A Wikimedia project and free media repository, the Wikimedia Commons, reached two million media files, on Monday, 8 October. A press release has already been written in English and German; the tentative release date is Tuesday.
According to a post on the Village Pump, growth there is steadily rising, with 120,000-140,000 uploads from July to October of this year. In addition, uploads day-by-day have risen from just triple-digit numbers in 2005 to about 1,000-2,000 in 2006, and then to over 4,000 a day in 2007. New contributors, as with the English Wikipedia's milestone, also continue to rise, and so do new uploads that are uncategorized, unlicensed, and/or permanently orphaned.

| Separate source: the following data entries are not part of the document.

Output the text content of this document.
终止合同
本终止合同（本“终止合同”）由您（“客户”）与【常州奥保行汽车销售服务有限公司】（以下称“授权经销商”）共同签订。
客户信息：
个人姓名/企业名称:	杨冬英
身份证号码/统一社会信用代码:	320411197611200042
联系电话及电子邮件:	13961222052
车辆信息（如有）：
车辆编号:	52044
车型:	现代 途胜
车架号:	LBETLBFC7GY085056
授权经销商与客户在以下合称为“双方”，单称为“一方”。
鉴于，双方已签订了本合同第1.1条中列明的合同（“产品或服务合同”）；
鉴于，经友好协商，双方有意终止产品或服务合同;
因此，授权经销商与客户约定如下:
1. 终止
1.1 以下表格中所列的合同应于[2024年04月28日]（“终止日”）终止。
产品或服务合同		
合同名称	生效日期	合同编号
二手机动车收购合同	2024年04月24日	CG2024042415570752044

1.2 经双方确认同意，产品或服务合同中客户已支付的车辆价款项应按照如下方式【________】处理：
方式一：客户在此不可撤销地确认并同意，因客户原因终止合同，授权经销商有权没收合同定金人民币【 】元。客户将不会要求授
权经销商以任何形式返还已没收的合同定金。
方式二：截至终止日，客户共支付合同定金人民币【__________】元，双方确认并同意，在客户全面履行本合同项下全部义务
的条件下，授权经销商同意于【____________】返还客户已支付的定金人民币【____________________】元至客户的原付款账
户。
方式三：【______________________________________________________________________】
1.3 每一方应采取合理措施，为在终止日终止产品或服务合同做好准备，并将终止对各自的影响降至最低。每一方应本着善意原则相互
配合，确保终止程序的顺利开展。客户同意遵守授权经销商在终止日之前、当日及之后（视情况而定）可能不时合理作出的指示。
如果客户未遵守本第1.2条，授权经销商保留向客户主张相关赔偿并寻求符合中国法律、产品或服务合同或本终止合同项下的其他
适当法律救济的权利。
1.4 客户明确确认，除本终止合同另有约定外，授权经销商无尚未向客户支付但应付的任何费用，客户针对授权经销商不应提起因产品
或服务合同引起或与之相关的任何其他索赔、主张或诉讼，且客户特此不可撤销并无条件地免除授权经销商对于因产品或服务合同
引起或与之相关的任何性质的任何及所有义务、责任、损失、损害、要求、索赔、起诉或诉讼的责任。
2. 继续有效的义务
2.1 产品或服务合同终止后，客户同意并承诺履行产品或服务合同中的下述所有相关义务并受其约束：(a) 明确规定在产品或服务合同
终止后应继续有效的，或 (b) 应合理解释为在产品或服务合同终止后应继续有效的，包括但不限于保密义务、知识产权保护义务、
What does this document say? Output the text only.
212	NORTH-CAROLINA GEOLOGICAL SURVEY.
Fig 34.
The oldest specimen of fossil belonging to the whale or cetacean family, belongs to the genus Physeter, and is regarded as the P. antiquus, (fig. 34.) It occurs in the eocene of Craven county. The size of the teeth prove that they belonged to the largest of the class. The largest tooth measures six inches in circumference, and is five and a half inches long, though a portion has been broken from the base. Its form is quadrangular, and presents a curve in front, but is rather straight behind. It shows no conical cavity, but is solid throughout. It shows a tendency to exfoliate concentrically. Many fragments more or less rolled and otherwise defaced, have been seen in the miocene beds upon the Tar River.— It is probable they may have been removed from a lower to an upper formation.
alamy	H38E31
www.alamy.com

Commons users have provided more features related to browsing and manipulating the repository, including Mayflower search and a user script that easily provides ready to use user talk messages. As Wikimedia Commons is powered by MediaWiki, its default search is the search featured provided by MediaWiki. As a result, the quality of searches is often very low, as it mainly searches the image name, and not always what is in the description. This makes it hard for Commons to grow faster, and it makes it harder for free content-seekers to find free media that is suitable for their use.
Contributing to the low quality of searches, contributors there often upload media that is non-descriptive and uncategorized, making it hard for everyone to find media. Renaming files is not easy either; instead, one must upload the file again under a new name, and then tag the old one for speedy deletion. This is similar to transferring media from Wikipedia to Commons; one must download the file and then upload it again in Commons. A bug regarding this issue, reported three years ago, still has not been fixed.
As evident from an anonymous user's first view of its Main Page, the lingua franca is English. However, as English is only the third most-spoken language in the world, this leads into a localisation (L10n) problem for the rest of the world accessing and manipulating the repository. However, as a post on that thread points out:
“ | If multilanguage support would be seamless, with ability to browse Commons in any language of both page and interface text, there would be greater interest in the project as well as greater interest in localizing a bigger part of it. I don't think that there would be more languages than currently on the main page (77). Even now, wherever it is possible, multilingual support is quite strong. Nikola Smolenski 19:35, 11 October 2007 (UTC) | ” |
Another post agrees:
“ | Agree completely, we are only a small notch away from multilanguage. Wiki is still in its infancy, so a more realistic language count might be in the order of 086w. (in 2008) and a potential of 1000+. | ” |
Much like the good article and featured article processes present in Wikipedia, Commons has its similar Quality Images and Featured Pictures processes. Quality Images was started in 2006, and since then, there were a thousand images nominated and passed in over a year. Featured Pictures will reach 1,000 pictures soon.